España: La Organización de Consumidores y Usuarios ha denunciado a 9 marcas de Aceite de Oliva por engañar a los consumidores vendiendo aceite de menos calidad que el que figura en los envases.

La Organización de Consumidores y Usuarios (OCU) la ha vuelto a “liar”. Si hace un tiempo fue con las marcas de leche, ahora le tocan a las marcas de aceite de oliva. Y es que en un nuevo estudio haa denunciado a nueve marcas de aceite de oliva, bajo el supuesto de que engañan al consumidor, vendiendo un aceite etiquetado como “extra” cuando sólo es “virgen” y que, por lo tanto, venden a un precio superior al que le corresponde, casi un euro más.

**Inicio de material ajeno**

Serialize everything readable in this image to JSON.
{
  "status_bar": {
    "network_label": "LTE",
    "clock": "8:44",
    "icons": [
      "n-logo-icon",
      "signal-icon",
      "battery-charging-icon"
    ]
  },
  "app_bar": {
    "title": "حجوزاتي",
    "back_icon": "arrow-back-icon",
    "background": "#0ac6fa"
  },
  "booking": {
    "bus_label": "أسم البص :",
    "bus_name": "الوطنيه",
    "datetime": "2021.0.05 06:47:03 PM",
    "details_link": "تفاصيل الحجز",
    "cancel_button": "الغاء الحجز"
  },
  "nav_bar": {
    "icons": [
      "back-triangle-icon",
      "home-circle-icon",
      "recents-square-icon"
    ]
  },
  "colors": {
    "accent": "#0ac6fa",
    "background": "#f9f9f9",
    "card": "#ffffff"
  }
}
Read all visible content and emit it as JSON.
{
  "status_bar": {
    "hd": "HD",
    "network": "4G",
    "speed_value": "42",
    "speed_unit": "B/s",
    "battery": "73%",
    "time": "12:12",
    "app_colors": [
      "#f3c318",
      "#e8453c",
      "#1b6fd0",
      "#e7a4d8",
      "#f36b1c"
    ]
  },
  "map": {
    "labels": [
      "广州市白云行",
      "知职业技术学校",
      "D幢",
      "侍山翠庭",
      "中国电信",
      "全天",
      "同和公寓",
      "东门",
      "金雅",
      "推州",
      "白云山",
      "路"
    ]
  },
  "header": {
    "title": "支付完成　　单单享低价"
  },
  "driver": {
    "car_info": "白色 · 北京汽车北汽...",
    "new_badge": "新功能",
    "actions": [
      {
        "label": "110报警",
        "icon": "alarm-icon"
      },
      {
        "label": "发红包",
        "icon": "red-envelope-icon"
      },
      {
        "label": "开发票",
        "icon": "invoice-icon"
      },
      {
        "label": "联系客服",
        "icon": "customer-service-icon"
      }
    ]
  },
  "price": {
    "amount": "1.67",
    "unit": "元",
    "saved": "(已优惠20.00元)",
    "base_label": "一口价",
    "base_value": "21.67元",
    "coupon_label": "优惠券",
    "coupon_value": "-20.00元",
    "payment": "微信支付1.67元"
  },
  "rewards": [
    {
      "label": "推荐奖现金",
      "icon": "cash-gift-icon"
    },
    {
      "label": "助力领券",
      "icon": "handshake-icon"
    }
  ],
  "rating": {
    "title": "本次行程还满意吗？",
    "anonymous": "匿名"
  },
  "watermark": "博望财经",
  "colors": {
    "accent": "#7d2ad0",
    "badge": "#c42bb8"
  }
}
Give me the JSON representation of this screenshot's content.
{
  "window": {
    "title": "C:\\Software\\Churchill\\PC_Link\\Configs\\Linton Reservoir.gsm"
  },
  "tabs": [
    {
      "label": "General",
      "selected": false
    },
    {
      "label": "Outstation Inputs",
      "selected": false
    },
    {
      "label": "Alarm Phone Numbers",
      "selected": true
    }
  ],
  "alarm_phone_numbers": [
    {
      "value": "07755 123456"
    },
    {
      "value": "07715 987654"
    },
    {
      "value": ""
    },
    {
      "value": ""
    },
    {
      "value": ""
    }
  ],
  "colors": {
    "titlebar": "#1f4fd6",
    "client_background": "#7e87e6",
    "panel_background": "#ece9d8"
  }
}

El estudio lo han realizado sobre 40 marcas de aceite: 34 etiquetadas como Aceite de Oliva Virgen Extra y 6 como aceite de oliva virgen. En concreto las 9 marcas acusadas son: Eroski, Hojiblanca, Coosur, Ybarra, Consum, Arteoliva, Condis, Olisone, Aliada, Maeva, y Olián.

Los casos más fragrantes son las marcas Maeva y Olián, ya que parece que ni siquiera son aptas para el consumo ya que se trata de aceite “lampante”, las aceitunas parece que son viejas o mal conservadas, además. Un tipo de aceite que hay que refinar para poderlo consumir. Todos los aceites, en general, tienen etiquetas correctas pero incompletas, ya que podrían añadir algo más de información, como por ejemplo la fecha de envasado.

Los mejores “virgen extra” son: Oleoestepa, Ybarra (gran selección afrutado), Hacendado, La Española (gran selección), Dintel (selección especial), El Corte Inglés, Carbonell (gran selección), Día y La Española.

Entre los “virgen” destacan Mar de Olivos, Cerrefour, Cordoliva y Auchan, La OCU recuerda que el precio medio del litro de aceite de oliva virgen ronda los 2,38 euros, mientras que el virgen extra es casi de un euro más y que cada español consume al año algo más de trece litros, de los que casi diez son se oliva.

En el estudio, la OCU explica que, para verificar su calidad, los aceites fueron sometidos a varios análisis químicos y a uno organoléptico, siguiendo los métodos analíticos oficiales que estipula la normativa.

Por su parte, por el momento Hojiblanca ha respondido, indicando que denunciará a la OCU “al haber incumplido, para su realización, el Anexo XII del Reglamento CEE 2568/1991 y el Real Decreto 1945/1983. Estas normativas fijan los procedimientos, determinando el número de muestras a tomar, su conservación y manipulación, la realización de los análisis y la posibilidad de llevar a cabo análisis contradictorios y dirimentes, unos condicionantes que rigen, asimismo, para estudios difundidos por parte de medios de comunicación como sería el caso. Por consiguiente, Hojiblanca considera que los análisis infringen la ley y son inválidos.”